In the years that follow, Dustin and his friends end up going their separate ways. Even though Tanya started reading her Bible and became a Christian, she and Dustin never dated or formed a relationship with each other. Mr. Barnes became a good friend to Dustin before he died four years afterwards. Albert gets involved in Christian radio shows and Mark becomes a creationist biology professor. Dustin became the pastor of his church for 15 years using Sperry's Bible, and Nick became a faith-filled police officer. Each year, the four boys visit Sperry's grave while sharing lemonade together.

== Cast ==
- Gavin MacLeod as Jonathan Sperry
- Jansen Panettiere as Dustin
- Robert Guillaume as Mr. Barnes
- Frankie Ryan Manriquez as Albert
- Allen Isaacson as Mark
- Bailey Garno as Tanya
- Taylor Boggan as Nick
- Mary Jean Bentley as Dustin's Mother

== Soundtrack ==
The soundtrack, composed by Jasper Randall, won Best Original Score in the 2009 San Antonio Independent Christian Film Festival.

== Release ==
The Secrets of Jonathan Sperry was released theatrically on September 18, 2009 in 118 theaters. By November 2009, a total of 240 theaters had been booked, each sponsored by a church or Christian group. Each group paid $2,000 to get the film into a theater, and were given back the investment if the film grossed $4,500 in their individual theatre.

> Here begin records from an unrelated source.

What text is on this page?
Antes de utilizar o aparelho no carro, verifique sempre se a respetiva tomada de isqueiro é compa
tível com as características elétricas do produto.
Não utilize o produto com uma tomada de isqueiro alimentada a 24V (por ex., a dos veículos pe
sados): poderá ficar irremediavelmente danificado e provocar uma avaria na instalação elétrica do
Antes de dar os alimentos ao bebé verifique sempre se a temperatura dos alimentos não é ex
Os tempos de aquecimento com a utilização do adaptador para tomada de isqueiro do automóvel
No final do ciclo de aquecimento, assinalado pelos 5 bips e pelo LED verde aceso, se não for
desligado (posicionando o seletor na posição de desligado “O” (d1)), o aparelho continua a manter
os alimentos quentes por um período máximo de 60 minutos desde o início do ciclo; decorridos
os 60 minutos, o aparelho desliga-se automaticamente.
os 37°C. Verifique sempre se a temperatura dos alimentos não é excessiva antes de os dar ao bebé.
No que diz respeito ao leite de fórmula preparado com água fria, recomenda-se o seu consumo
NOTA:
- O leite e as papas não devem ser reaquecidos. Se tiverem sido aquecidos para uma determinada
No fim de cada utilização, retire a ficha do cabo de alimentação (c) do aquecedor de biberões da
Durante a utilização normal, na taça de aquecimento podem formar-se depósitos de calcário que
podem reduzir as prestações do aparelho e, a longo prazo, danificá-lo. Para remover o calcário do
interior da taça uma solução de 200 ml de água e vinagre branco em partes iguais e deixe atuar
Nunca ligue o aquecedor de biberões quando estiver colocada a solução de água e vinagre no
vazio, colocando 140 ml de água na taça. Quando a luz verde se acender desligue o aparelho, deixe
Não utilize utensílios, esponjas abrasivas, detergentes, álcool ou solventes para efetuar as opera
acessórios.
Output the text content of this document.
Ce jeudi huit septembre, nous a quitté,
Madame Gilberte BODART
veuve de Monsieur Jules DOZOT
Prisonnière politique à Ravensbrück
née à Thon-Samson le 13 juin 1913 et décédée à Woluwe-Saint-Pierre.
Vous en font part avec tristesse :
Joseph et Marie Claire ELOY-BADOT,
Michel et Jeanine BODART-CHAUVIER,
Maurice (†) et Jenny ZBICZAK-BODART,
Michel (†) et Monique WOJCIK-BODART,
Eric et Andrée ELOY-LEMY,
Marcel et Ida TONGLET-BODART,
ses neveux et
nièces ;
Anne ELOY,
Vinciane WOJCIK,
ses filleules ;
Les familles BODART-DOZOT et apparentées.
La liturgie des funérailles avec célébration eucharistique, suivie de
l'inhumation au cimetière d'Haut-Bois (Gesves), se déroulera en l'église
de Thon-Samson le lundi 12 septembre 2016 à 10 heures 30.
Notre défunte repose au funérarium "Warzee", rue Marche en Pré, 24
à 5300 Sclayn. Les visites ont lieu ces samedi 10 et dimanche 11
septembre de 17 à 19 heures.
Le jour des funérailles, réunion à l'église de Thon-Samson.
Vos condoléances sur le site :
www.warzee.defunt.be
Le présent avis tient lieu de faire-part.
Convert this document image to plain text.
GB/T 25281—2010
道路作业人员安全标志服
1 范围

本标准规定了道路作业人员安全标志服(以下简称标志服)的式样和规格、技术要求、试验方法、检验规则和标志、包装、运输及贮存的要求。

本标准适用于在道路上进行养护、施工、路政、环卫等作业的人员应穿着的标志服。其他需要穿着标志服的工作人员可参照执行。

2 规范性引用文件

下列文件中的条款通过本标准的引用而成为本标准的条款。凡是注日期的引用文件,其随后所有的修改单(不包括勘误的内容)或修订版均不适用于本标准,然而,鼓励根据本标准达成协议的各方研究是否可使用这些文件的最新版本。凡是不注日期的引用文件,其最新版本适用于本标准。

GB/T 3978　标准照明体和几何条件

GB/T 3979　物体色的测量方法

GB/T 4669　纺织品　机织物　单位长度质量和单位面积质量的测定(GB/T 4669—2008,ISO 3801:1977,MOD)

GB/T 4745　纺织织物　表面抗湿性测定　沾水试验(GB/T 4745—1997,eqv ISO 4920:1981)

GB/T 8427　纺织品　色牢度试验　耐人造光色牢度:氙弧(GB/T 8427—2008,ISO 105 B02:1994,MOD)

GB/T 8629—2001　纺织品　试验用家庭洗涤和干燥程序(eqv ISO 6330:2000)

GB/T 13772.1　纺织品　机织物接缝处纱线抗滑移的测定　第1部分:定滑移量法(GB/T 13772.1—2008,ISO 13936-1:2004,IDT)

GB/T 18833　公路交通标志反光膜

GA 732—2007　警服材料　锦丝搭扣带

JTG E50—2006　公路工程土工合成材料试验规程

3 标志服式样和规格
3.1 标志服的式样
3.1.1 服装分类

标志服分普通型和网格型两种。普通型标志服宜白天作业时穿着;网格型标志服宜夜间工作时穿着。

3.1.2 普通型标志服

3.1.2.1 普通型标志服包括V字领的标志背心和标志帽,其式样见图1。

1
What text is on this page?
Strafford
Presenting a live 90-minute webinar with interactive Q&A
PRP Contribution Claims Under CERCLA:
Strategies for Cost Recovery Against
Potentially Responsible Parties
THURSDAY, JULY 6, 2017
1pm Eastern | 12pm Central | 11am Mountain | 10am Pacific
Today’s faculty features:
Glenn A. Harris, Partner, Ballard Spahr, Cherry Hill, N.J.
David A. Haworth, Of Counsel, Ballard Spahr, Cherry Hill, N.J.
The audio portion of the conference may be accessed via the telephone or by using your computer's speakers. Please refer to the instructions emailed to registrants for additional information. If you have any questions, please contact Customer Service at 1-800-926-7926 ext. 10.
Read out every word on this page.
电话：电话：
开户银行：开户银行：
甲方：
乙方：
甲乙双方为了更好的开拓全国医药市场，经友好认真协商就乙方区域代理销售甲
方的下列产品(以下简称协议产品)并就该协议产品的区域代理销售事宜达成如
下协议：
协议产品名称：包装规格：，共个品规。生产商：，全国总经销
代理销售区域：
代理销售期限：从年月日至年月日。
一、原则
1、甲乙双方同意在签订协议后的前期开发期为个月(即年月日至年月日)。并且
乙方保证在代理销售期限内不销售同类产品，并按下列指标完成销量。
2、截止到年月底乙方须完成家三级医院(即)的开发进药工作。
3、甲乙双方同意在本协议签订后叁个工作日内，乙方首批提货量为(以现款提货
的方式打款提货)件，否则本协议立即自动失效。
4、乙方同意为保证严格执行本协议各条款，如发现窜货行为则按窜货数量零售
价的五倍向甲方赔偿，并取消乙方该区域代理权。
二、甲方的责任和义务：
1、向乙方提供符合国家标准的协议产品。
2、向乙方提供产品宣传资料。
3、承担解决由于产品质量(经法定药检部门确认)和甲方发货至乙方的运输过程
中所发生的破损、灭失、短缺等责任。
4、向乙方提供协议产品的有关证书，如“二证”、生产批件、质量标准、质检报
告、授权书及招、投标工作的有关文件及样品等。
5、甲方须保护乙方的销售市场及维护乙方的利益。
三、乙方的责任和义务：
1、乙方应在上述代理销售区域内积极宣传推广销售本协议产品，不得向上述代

In its opening weekend, The Secrets of Jonathan Sperry made $258,400 domestically. It had strong box office holds for several weeks, accumulating $1,169,828 to date. Randall Christy of the Gospel Station Network stated the film was number one at the Ada, Oklahoma box office over the November 6–8, 2009 weekend.

=== Reception ===
Christian actor Kirk Cameron said, "The Secrets of Jonathan Sperry moved me with its message of eternity and how one faithful man can make a difference in the lives of many. I recommend this inspiring movie for any family to watch together." Common Sense Media gave the film only two out of five stars, citing its "very thin story," "heartfelt but amateurish performances by the young actors," and being "male-driven, and with one notable exception, white and Christian." with an "unquestioning point of view," "probably best appreciated by those with a firmly Christian perspective." The Independent Critic rated the movie at 3 stars, commending Christiano for assembling "a fine looking and well acted production that is both intelligently crafted and sensitively written." while "unapologetically Christian in its message and tone." The movie was awarded the Dove Seal.